HOW TO WIN FRIENDS AND DESTROY RECORDS. I just sort of assumed that Melvin Gordon's record-setting day against Nebraska involved a demolitions expert, a supremely confident con man, one of the world's best hackers, a pickpocket who's also an art history professor, and a getaway driver. But that's why we have Ian Boyd, who can give you the actual explanation. (I do think the pickpocket is probably involved.)
THE PAWWWWWWWL-KNOWING. Finebaum says he has the short list Florida's using to find the next head coach, and, of the four names on it, two have publicly stated they're not interested, one makes over six million dollars a year in the NFL, and the last is widely regarded to have a bad relationship with Florida's AD. Paul Finebaum Industries: You Don't Have To Be Right, You Just Have To Be Interesting.
WELL NOW YOU TELL HIM. There's an uncomfortable amount of truth to Faux Pelini's guide on how to not get fired as a college football head coach. Lane Kiffin was terrible at pretty much every one of these at USC, and that's why he got left in an airport parking lot. Never forget: Alabama's offensive coordinator was thrown away in an airport parking lot like a Diet Sunkist you can't bring on the plane.

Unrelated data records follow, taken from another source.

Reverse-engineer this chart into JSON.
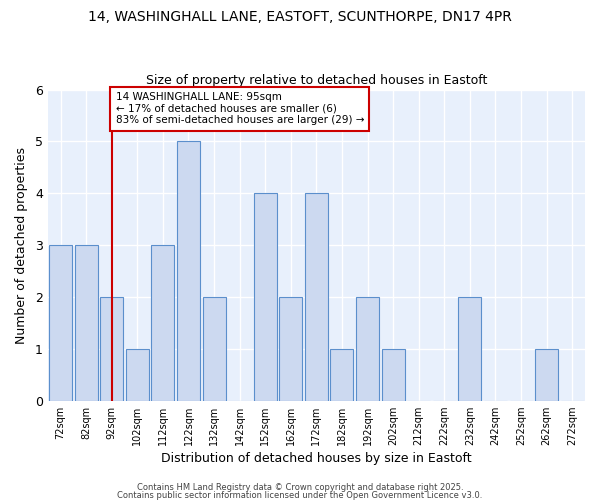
{
  "title_line1": "14, WASHINGHALL LANE, EASTOFT, SCUNTHORPE, DN17 4PR",
  "title_line2": "Size of property relative to detached houses in Eastoft",
  "xlabel": "Distribution of detached houses by size in Eastoft",
  "ylabel": "Number of detached properties",
  "categories": [
    "72sqm",
    "82sqm",
    "92sqm",
    "102sqm",
    "112sqm",
    "122sqm",
    "132sqm",
    "142sqm",
    "152sqm",
    "162sqm",
    "172sqm",
    "182sqm",
    "192sqm",
    "202sqm",
    "212sqm",
    "222sqm",
    "232sqm",
    "242sqm",
    "252sqm",
    "262sqm",
    "272sqm"
  ],
  "values": [
    3,
    3,
    2,
    1,
    3,
    5,
    2,
    0,
    4,
    2,
    4,
    1,
    2,
    1,
    0,
    0,
    2,
    0,
    0,
    1,
    0
  ],
  "bar_color": "#ccd9f0",
  "bar_edge_color": "#5b8fcc",
  "background_color": "#ffffff",
  "plot_bg_color": "#e8f0fc",
  "grid_color": "#ffffff",
  "red_line_x": "92sqm",
  "annotation_line1": "14 WASHINGHALL LANE: 95sqm",
  "annotation_line2": "← 17% of detached houses are smaller (6)",
  "annotation_line3": "83% of semi-detached houses are larger (29) →",
  "annotation_box_color": "#ffffff",
  "annotation_box_edge_color": "#cc0000",
  "ylim": [
    0,
    6
  ],
  "yticks": [
    0,
    1,
    2,
    3,
    4,
    5,
    6
  ],
  "footer_line1": "Contains HM Land Registry data © Crown copyright and database right 2025.",
  "footer_line2": "Contains public sector information licensed under the Open Government Licence v3.0."
}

PREPARE FOR AN OFFSEASON OF THIS. In theory, it is a good thing that Ohio State has two excellent options at quarterback. In practice, we are going to get five straight months of "I heard Braxton Miller's really interested in the graduate programs at Louisville and I saw him walking out of a Papa John's the other day so yeah it's basically a done deal."
THE ART OF MICHIGAN BONSAI TRIMMING. Lloyd Carr kept his coaching tree small, and not very good, and my god Ron English is really one of the best names on here isn't he?
ETC. Good: this video, whatever it is. Bad: SEALS ARE FUCKING PENGUINS AND THEN EATING THEM AFTERWARDS WHAT THE HELL.